On the Mortgage Lending News website post "Fannie Mae and Freddie Mac Up Against Bankers' Stubborn Refusal to repurchase Home Loans," Fannie and Freddie are trying new tactics. No more mister nice guy:

Fannie Mae and Freddie Mac are putting into effect agreements calling for banks to repurchase loans that did not comply with the government's underwriting regulations. Byy the end of September, lenders had yet to react to these calls to buy back $13 billion in loans. Freddie Mac has already begun the process to impose penalties for the bad loans, 1/3 of which are 4 months old and older.

But the math will kill you.

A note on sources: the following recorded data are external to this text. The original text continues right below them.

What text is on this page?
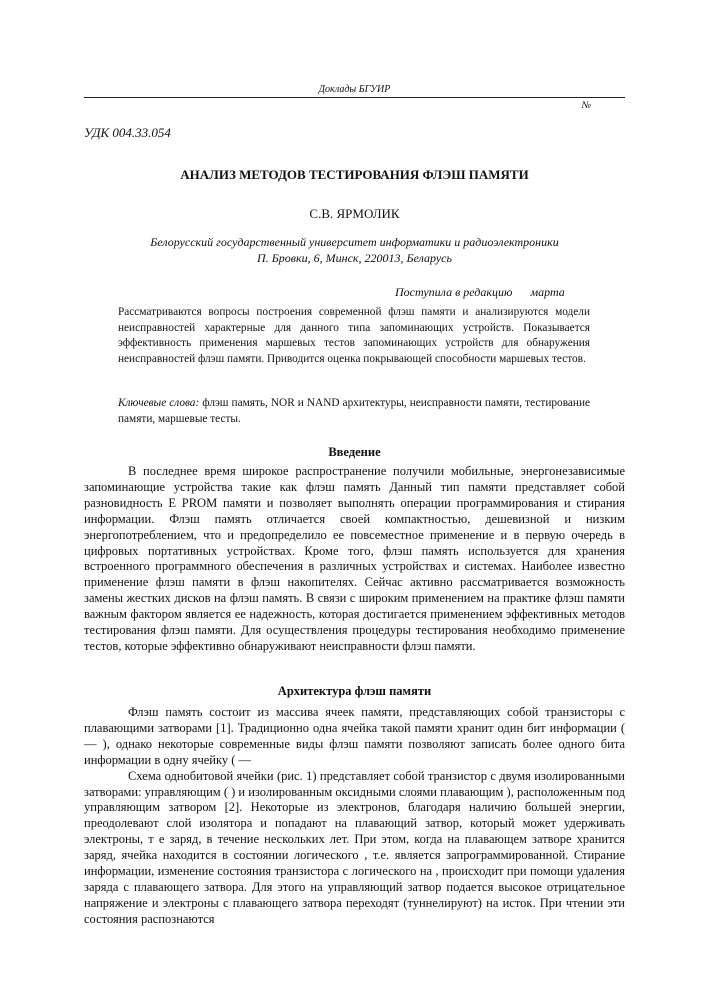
Доклады БГУИР
№
УДК 004.33.054
АНАЛИЗ МЕТОДОВ ТЕСТИРОВАНИЯ ФЛЭШ ПАМЯТИ
С.В. ЯРМОЛИК
Белорусский государственный университет информатики и радиоэлектроники
П. Бровки, 6, Минск, 220013, Беларусь
Поступила в редакцию      марта
Рассматриваются вопросы построения современной флэш памяти и анализируются модели неисправностей характерные для данного типа запоминающих устройств. Показывается эффективность применения маршевых тестов запоминающих устройств для обнаружения неисправностей флэш памяти. Приводится оценка покрывающей способности маршевых тестов.
Ключевые слова: флэш память, NOR и NAND архитектуры, неисправности памяти, тестирование памяти, маршевые тесты.
Введение

В последнее время широкое распространение получили мобильные, энергонезависимые запоминающие устройства такие как флэш память Данный тип памяти представляет собой разновидность E PROM памяти и позволяет выполнять операции программирования и стирания информации. Флэш память отличается своей компактностью, дешевизной и низким энергопотреблением, что и предопределило ее повсеместное применение и в первую очередь в цифровых портативных устройствах. Кроме того, флэш память используется для хранения встроенного программного обеспечения в различных устройствах и системах. Наиболее известно применение флэш памяти в флэш накопителях. Сейчас активно рассматривается возможность замены жестких дисков на флэш память. В связи с широким применением на практике флэш памяти важным фактором является ее надежность, которая достигается применением эффективных методов тестирования флэш памяти. Для осуществления процедуры тестирования необходимо применение тестов, которые эффективно обнаруживают неисправности флэш памяти.

Архитектура флэш памяти

Флэш память состоит из массива ячеек памяти, представляющих собой транзисторы с плавающими затворами [1]. Традиционно одна ячейка такой памяти хранит один бит информации ( — ), однако некоторые современные виды флэш памяти позволяют записать более одного бита информации в одну ячейку ( —

Схема однобитовой ячейки (рис. 1) представляет собой транзистор с двумя изолированными затворами: управляющим ( ) и изолированным оксидными слоями плавающим ), расположенным под управляющим затвором [2]. Некоторые из электронов, благодаря наличию большей энергии, преодолевают слой изолятора и попадают на плавающий затвор, который может удерживать электроны, т е заряд, в течение нескольких лет. При этом, когда на плавающем затворе хранится заряд, ячейка находится в состоянии логического , т.е. является запрограммированной. Стирание информации, изменение состояния транзистора с логического на , происходит при помощи удаления заряда с плавающего затвора. Для этого на управляющий затвор подается высокое отрицательное напряжение и электроны с плавающего затвора переходят (туннелируют) на исток. При чтении эти состояния распознаются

Fannie and Freddie are costing the taxpayers hundreds of billions in conservatorship. They can dream about getting maybe 5% back. Meanwhile, they're collapsing under the weight of all those bad loans, for which no one took responsibility. which are unaccounted for and which could be utterly worthless. And F & F guarantee 56.8% of the U.S. $12 trillion mortgage market.

What's the endgame? Stop all government spending? Privatize (sell-off) everything? Keep printing money? Is it impossible or desireable to find out through some sort of mark-to-market accounting how many mortgages are dead in the water? Investors in MBS must have some idea. This is asymmetrical information, folks. Some people have a lot of answers and react accordingly. Others are in the dark surrounded by their meager possessions and rapidly dwindling hope. Is it possible to move the process along, with class action lawsuits, etc.?

*Invaluable help from Wikipedia re: GSEs.